You can use Amazon S3 restore speed upgrade to change the restore speed to a faster speed while it is in progress. For more information, see Upgrading the speed of an in-progress restore in the Amazon S3 User Guide.

To get the status of object restoration, you can send a HEAD request. Operations return the x-amz-restore header, which provides information about the restoration status, in the response. You can use Amazon S3 event notifications to notify you when a restore is initiated or completed. For more information, see Configuring Amazon S3 Event Notifications in the Amazon S3 User Guide.
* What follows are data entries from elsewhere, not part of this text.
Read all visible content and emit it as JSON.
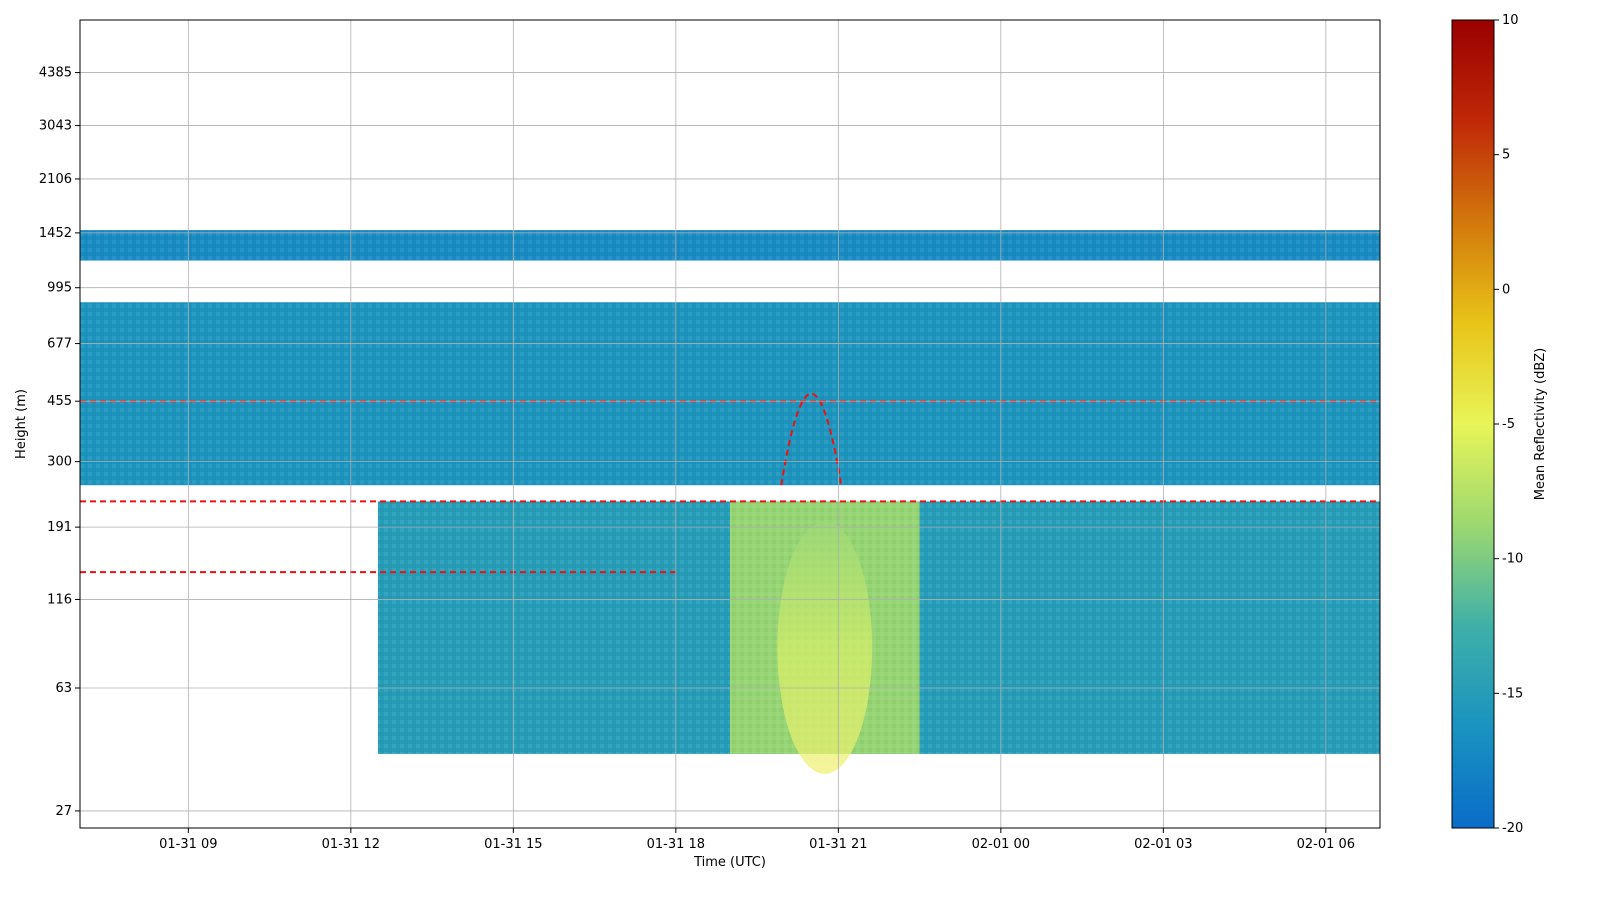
{
  "chart_data": {
    "type": "heatmap",
    "title": "",
    "xlabel": "Time (UTC)",
    "ylabel": "Height (m)",
    "x_ticks": [
      "01-31 09",
      "01-31 12",
      "01-31 15",
      "01-31 18",
      "01-31 21",
      "02-01 00",
      "02-01 03",
      "02-01 06"
    ],
    "x_range": [
      "01-31 07:00",
      "02-01 07:00"
    ],
    "y_ticks": [
      27,
      63,
      116,
      191,
      300,
      455,
      677,
      995,
      1452,
      2106,
      3043,
      4385
    ],
    "y_scale": "log",
    "y_range": [
      24,
      6300
    ],
    "grid": true,
    "colorbar": {
      "label": "Mean Reflectivity (dBZ)",
      "ticks": [
        -20,
        -15,
        -10,
        -5,
        0,
        5,
        10
      ],
      "range": [
        -20,
        10
      ],
      "colors": [
        "#0a6cc8",
        "#1a93c0",
        "#3fb0a8",
        "#9cd870",
        "#e8f558",
        "#e8c418",
        "#d2780c",
        "#c02808",
        "#9a0000"
      ]
    },
    "contour": {
      "color": "#ee1111",
      "style": "dashed"
    },
    "layers": [
      {
        "height_range": [
          255,
          900
        ],
        "time_range": [
          "01-31 07:00",
          "02-01 07:00"
        ],
        "value_dbz": -16
      },
      {
        "height_range": [
          40,
          228
        ],
        "time_range": [
          "01-31 12:30",
          "02-01 07:00"
        ],
        "value_dbz": -15
      },
      {
        "height_range": [
          40,
          228
        ],
        "time_range": [
          "01-31 19:00",
          "01-31 22:30"
        ],
        "value_dbz": -9
      },
      {
        "height_range": [
          1200,
          1480
        ],
        "time_range": [
          "01-31 07:00",
          "02-01 07:00"
        ],
        "value_dbz": -17
      }
    ]
  }
}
After restoring an archived object, you can update the restoration period by reissuing the request with a new period. Amazon S3 updates the restoration period relative to the current time and charges only for the request-there are no data transfer charges. You cannot update the restoration period when Amazon S3 is actively processing your current restore request for the object.

If your bucket has a lifecycle configuration with a rule that includes an expiration action, the object expiration overrides the life span that you specify in a restore request. For example, if you restore an object copy for 10 days, but the object is scheduled to expire in 3 days, Amazon S3 deletes the object in 3 days. For more information about lifecycle configuration, see PutBucketLifecycleConfiguration and Object Lifecycle Management in Amazon S3 User Guide.

Responses

A successful action returns either the 200 OK or 202 Accepted status code.